Egyptian signs were of two types, phonetic signs and determinatives, signs which gave a clue to the meaning of the word. Most words were made up of phonetic signs, followed by one determinative. A few had two or three determinatives. Some very common words had no determinative and some other common words were written as just the determinative, with no phonetic signs. There are also common abbreviations, in which one or two signs stand for an entire word or phrase.

A hieroglyphic inscription is arranged on its surface either in columns or in horizontal lines. There are no punctuation marks or spaces to indicate the divisions between words. The signs are generally inscribed facing rightward, (though the opposite orientation does appear in certain contexts) and are usually read from right to left; if they appear in horizontal lines, one reads from upper to lower.

Types of Hieroglyphic Signs

  • Alphabetic signs: There are several different kinds of signs in Egyptian. First we have alphabetic signs. See Egyptian Hieroglyphic Alphabet.

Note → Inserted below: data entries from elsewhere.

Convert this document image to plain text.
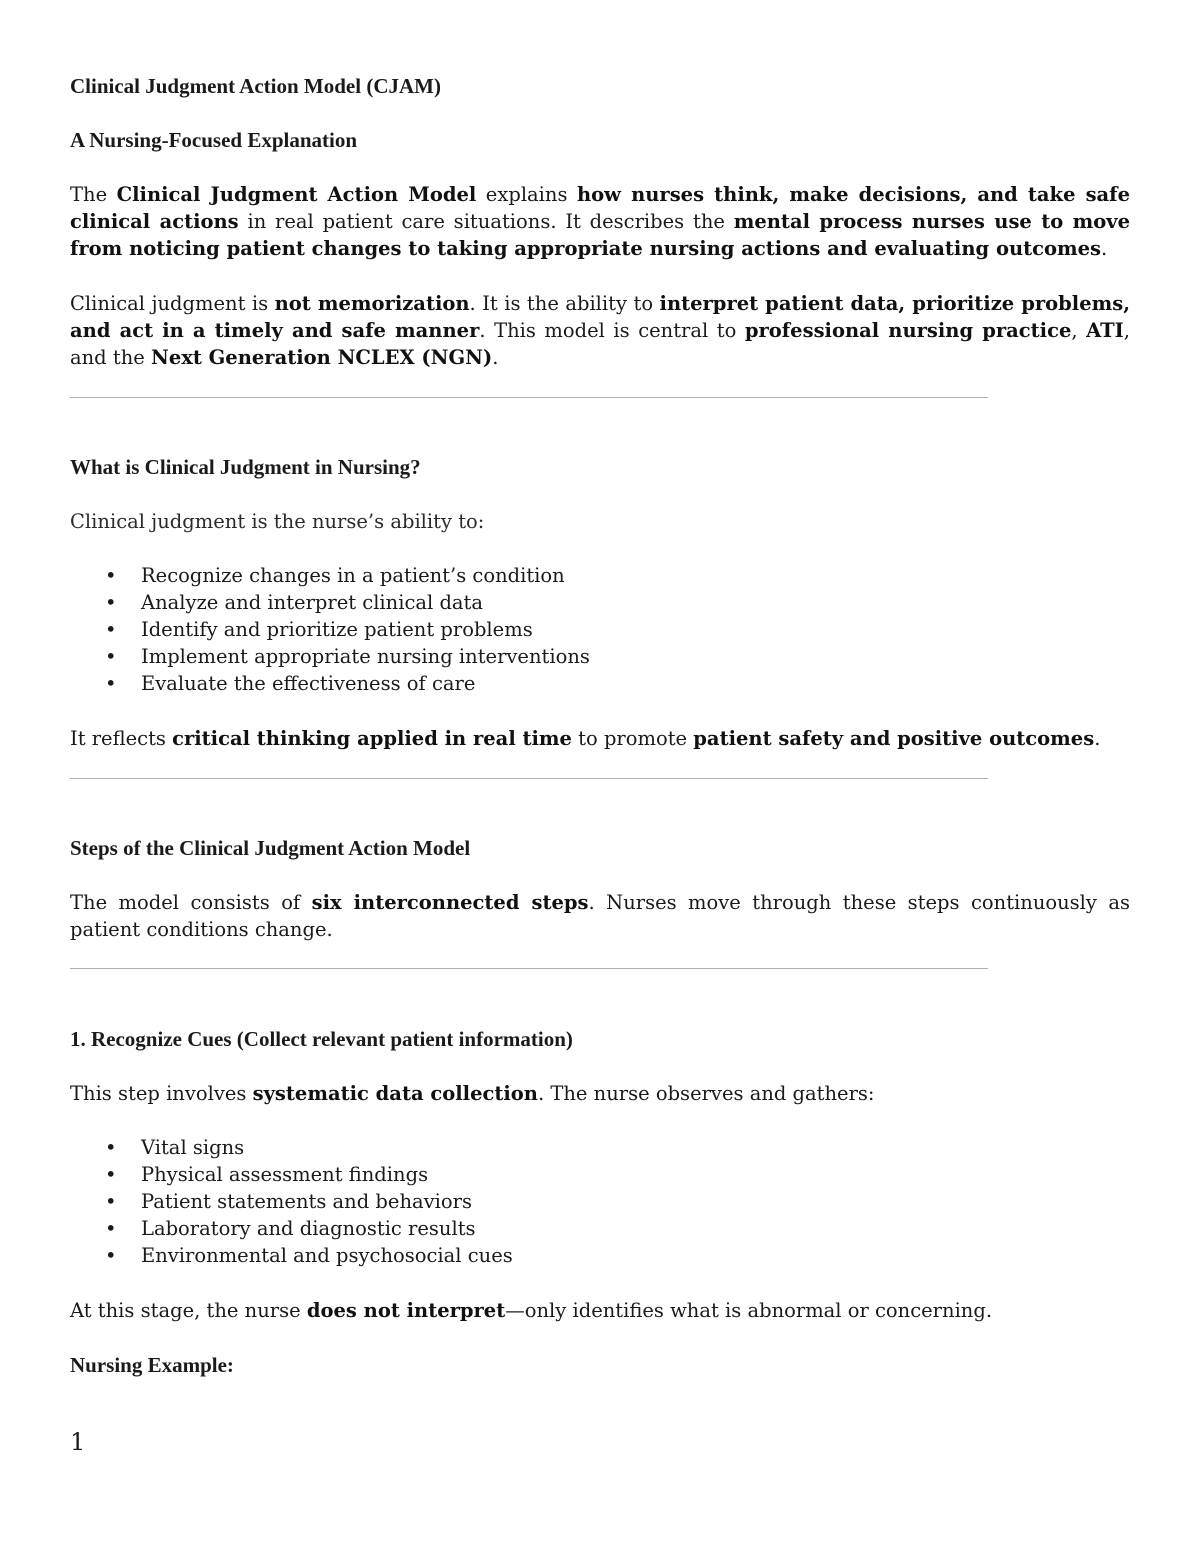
Clinical Judgment Action Model (CJAM)

A Nursing-Focused Explanation

The Clinical Judgment Action Model explains how nurses think, make decisions, and take safe clinical actions in real patient care situations. It describes the mental process nurses use to move from noticing patient changes to taking appropriate nursing actions and evaluating outcomes.

Clinical judgment is not memorization. It is the ability to interpret patient data, prioritize problems, and act in a timely and safe manner. This model is central to professional nursing practice, ATI, and the Next Generation NCLEX (NGN).

What is Clinical Judgment in Nursing?

Clinical judgment is the nurse’s ability to:

• Recognize changes in a patient’s condition
• Analyze and interpret clinical data
• Identify and prioritize patient problems
• Implement appropriate nursing interventions
• Evaluate the effectiveness of care

It reflects critical thinking applied in real time to promote patient safety and positive outcomes.

Steps of the Clinical Judgment Action Model

The model consists of six interconnected steps. Nurses move through these steps continuously as patient conditions change.

1. Recognize Cues (Collect relevant patient information)

This step involves systematic data collection. The nurse observes and gathers:

• Vital signs
• Physical assessment findings
• Patient statements and behaviors
• Laboratory and diagnostic results
• Environmental and psychosocial cues

At this stage, the nurse does not interpret—only identifies what is abnormal or concerning.

Nursing Example:

1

Some of the most common words use only alphabetic signs.
  • Determinatives: Most words end in determinative signs.  These are signs which have no sound, but give a clue about the meaning of the word.
  • Other phonetic signs: Many words begin with a phonetic sign which is not alphabetic, but is phonetic. These signs may also appear later in a word. Most of them represent two or three alphabetic signs, and are called biliterals and triliterals. They are usually followed by redundant alphabetic signs which help you tell what the sound of the sign is.
  • Abbreviations: Abbreviations are very common. One or two signs often stand for an entire word.
  • Ideograms: A special kind of abbreviation is an ideogram. This is a sign (occasionally accompanied by a phonetic sign) followed by a vertical line (or a feminine -t sign, then a vertical line if the word is feminine). This shows that the sign stands for the actual object that it looks like, more or less. A circle (sun) with a vertical line under it represents the sun.

The study of Hieroglyphics

Hieroglyphics can be transliterated and translated today, as can hieratic. Demotic is usually transliterated directly into the letters of the English alphabet. Many texts can now be read to glimpse how the Egyptians spoke of themselves, their gods, and their history.